Interview with Pandelis Zoumis/Paros, May 2017

Pandelis Zoumis represents a fading yet cherished way of life on Paros, where farming and fishing were not mere trades but means of survival and self-sufficiency.

This video captures Pandelis' deep connection to this heritage. Growing up in Kostos, he was immersed in farming from his earliest days, learning from his father and the community. Unlike many who have moved away from this lifestyle, Pandelis chose to continue it, blending agriculture with skills like blacksmithing, as secondary vocations were common among Paros farmers.

His life revolves around his farm, where he produces most of his food, minimizing his need for store-bought goods. Each year, he cultivates about 1000 litres of wine and 500-600 litres of olive oil from his hundred olive trees, which include both the small, oil-rich Koroneiki and the larger Aegean varieties.
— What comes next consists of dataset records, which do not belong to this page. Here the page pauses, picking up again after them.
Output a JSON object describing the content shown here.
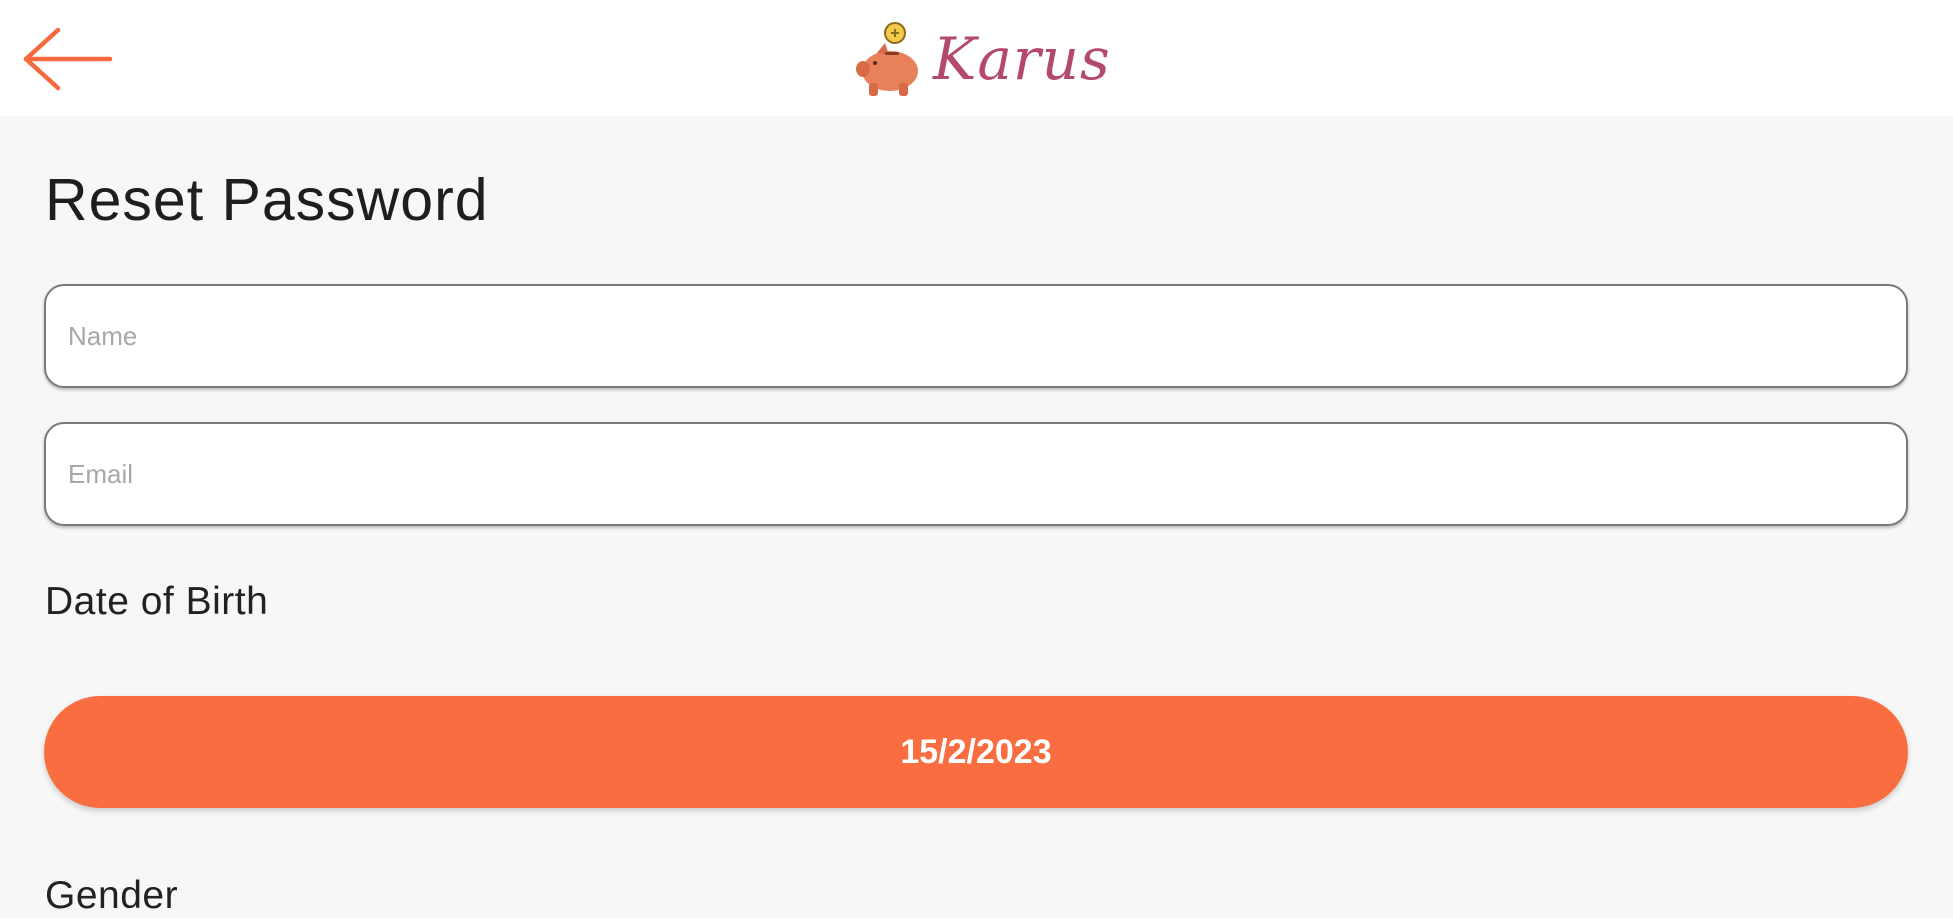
{
  "header": {
    "back_icon": "arrow-left-icon",
    "logo_icon": "piggy-bank-icon",
    "logo_text": "Karus"
  },
  "form": {
    "title": "Reset Password",
    "name_placeholder": "Name",
    "email_placeholder": "Email",
    "dob_label": "Date of Birth",
    "dob_value": "15/2/2023",
    "gender_label": "Gender"
  },
  "colors": {
    "accent": "#fa6d40",
    "back_arrow": "#f26a3d",
    "logo_text": "#b34a6e",
    "pig": "#e8805a",
    "coin": "#f2c94c",
    "background": "#f7f7f7"
  }
}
Some of these trees, situated across the village, are ancient, with histories spanning over 350 years.

In Pandelis' eyes, farming on Paros is a year-long commitment, involving diverse crops and animal husbandry, rooted in the island's tradition of self-reliance. He regards his olive trees with profound respect, seeing them as living symbols of Greek culture and essential contributors to his way of life.

Traditional farming is disappearing as a way of life in Greece. Josh Patterson, an IUI Luddy School of Informatics, Computing, and Engineering student, produced this documentary during his Study Abroad Trip to Paros, Greece, in 2017.